В 1798-м Иоганн Алоиз Зенефельдер (Johann Alois Senefelder; 1771–1834) из Мюнхена находит способ копирования и размножения изображений на камне, названный им литографией. Нисефор Ньепс, узнав о ней, изучает техническую сторону дела и занимается поиском местных месторождений известкового камня. Скорее всего, идея фиксации изображения развивается у него именно в связи с литографией, другими словами, с поисками эффективного способа копирования и размножения любых изображений, а отнюдь не с созданием некоего точного, «нерукотворного» светового образа мира. Важным, однако, является то обстоятельство, что литографическое копирование осуществлялось контактным способом, в то время как Ньепс стремится получить точное изображение удаленных предметов.

В тот момент у Нисефора Ньепса еще нет опыта работы с камерой-обскурой. Но уже в первой половине 1816 года, приспособив к шкатулке своего сына Исидора объектив микроскопа, доставшегося от деда, он, с помощью неизвестных нам веществ, получает негативные («еще слишком слабые и крошечные») изображения предметов, шесть отпечатков с которых в мае того же года посылает брату в Париж. Для улучшения качества изображений Ньепс экспериментирует с различными веществами, но первых результатов добивается лишь, когда начинает в 1821-м работать с асфальтом (другие названия – сирийский асфальт, иудейский битум, горная смола), обладавшим определенной светочувствительностью. Поначалу Ньепс использует асфальт для копирования гравюр, а в 1822-м сообщает о получении в этой технологии изображения в камере-обскуре. Если верить его словам, то этот год можно считать временем изобретения фотографии.

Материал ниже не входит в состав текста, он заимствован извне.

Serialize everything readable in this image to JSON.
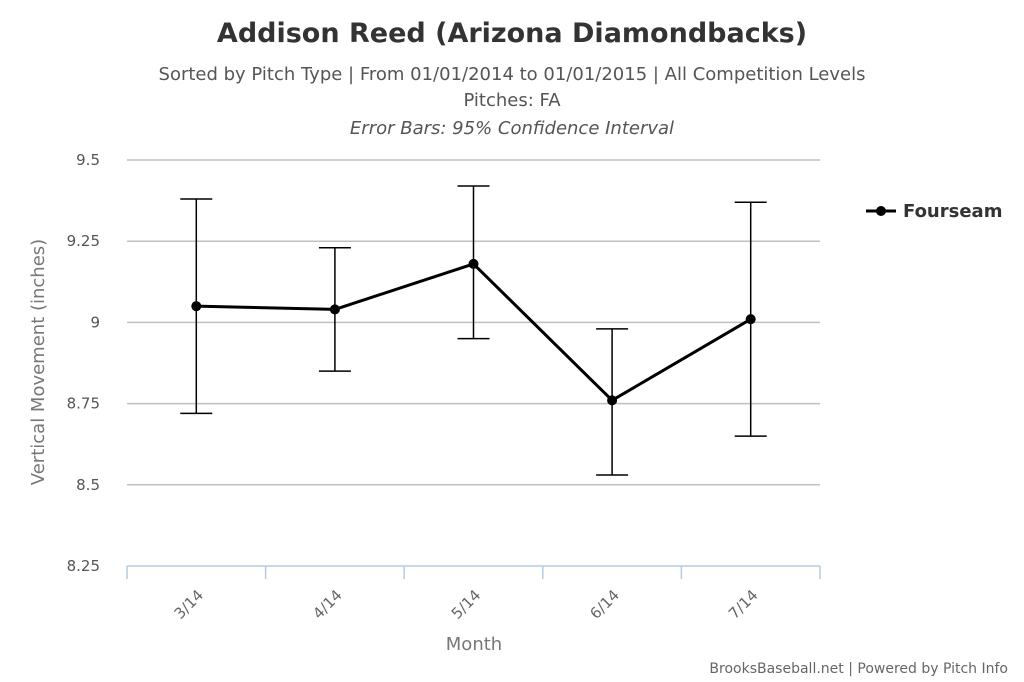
{
  "chart_data": {
    "type": "line",
    "title": "Addison Reed (Arizona Diamondbacks)",
    "subtitle_lines": [
      "Sorted by Pitch Type | From 01/01/2014 to 01/01/2015 | All Competition Levels",
      "Pitches: FA"
    ],
    "subtitle_italic": "Error Bars: 95% Confidence Interval",
    "xlabel": "Month",
    "ylabel": "Vertical Movement (inches)",
    "categories": [
      "3/14",
      "4/14",
      "5/14",
      "6/14",
      "7/14"
    ],
    "ylim": [
      8.25,
      9.5
    ],
    "yticks": [
      8.25,
      8.5,
      8.75,
      9,
      9.25,
      9.5
    ],
    "ytick_labels": [
      "8.25",
      "8.5",
      "8.75",
      "9",
      "9.25",
      "9.5"
    ],
    "grid": true,
    "legend_position": "right",
    "series": [
      {
        "name": "Fourseam",
        "color": "#000000",
        "values": [
          9.05,
          9.04,
          9.18,
          8.76,
          9.01
        ],
        "error_low": [
          8.72,
          8.85,
          8.95,
          8.53,
          8.65
        ],
        "error_high": [
          9.38,
          9.23,
          9.42,
          8.98,
          9.37
        ]
      }
    ]
  },
  "credit": "BrooksBaseball.net | Powered by Pitch Info"
}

Из-за слабой светочувствительности асфальта, растворенного в лавандовом масле, первые фотоизображения оказываются чрезвычайно слабыми, и чтобы их получить даже при ярком солнечном свете требуется от 6 до 8 часов. Ньепс проявляет скрытое изображение при помощи смеси все того же лавандового масла с нефтью (вспоминается пирэолофор). А чтобы получить с проявленного образа-исходника тираж, следовало с помощью травления превратить его в гравировальную доску. Как раз это Ньепс и видел в качестве своей цели – «гравировки» снимков с натуры: это бесспорно наиболее важное применение занимающего меня открытия». Такую гравировку, во многом наследующую литографии, он называет гелиографией (то есть «солнечным письмом»). Однако, в отличие от литографии, делается она не на известняковом камне, а на медной, и, с 1827 года, на оловянной пластине.

В этот момент в жизни Ньепса появляется фигура официального изобретателя фотографии Луи Жака Манде Дагера (Louis Jacques Mand Daguerre, 1787–1851), человека, для которого именно свет и порождаемая им иллюзия стали страстью всей жизни. Он родился в Кормей-ан-Паризи (Cormeilles-en-Parisis, Иль-де-Франс). Сын мелкого чиновника, после учебы в общественной рисовальной школе, Луи Дагер в 1804 году попадает в Париж, где становится учеником театрального декоратора Деготти (Ignace Eugene Marie Degotti, ум. 1824). Три года спустя Дагер оказывается помощником знаменитого автора панорам Пьера Прево (Pier Prevos), с которым работает девять лет, чтобы затем, в 1816-м (когда Ньепс получает свои первые негативные изображения), сделаться главным декоратором театра L’Ambigu-Comique, а спустя еще три года уже и декоратором Парижской Оперы. И только после всего этого он увлекается диорамой (от греч: видеть сквозь), входящей тогда в моду. Диорама Луи Дагера и Шарля-Мари Бутона (Charles-Marie Bouton, 1781–1853) открывается 11 июля 1822 года, в тот же год, когда Ньепсом, возможно, и была изобретена фотография. Технически диорама представляла собой установленный в специальном помещении большой (13х20 м) полупрозрачный экран, расписанный с обеих сторон. Роспись представляла один и тот же вид, но данный в разной последовательности развития действия или в разное время года и суток. При помощи сложной системы фонарей, зеркал и жалюзи поток света, падавший на изображения, регулировался и создавал иллюзию драматического развития действия, а также движения отдельных предметов. Для пущей убедительности перед картиной к тому же выставлялись настоящие предметы и живые люди; действие сопровождалось звуковыми эффектами и музыкой.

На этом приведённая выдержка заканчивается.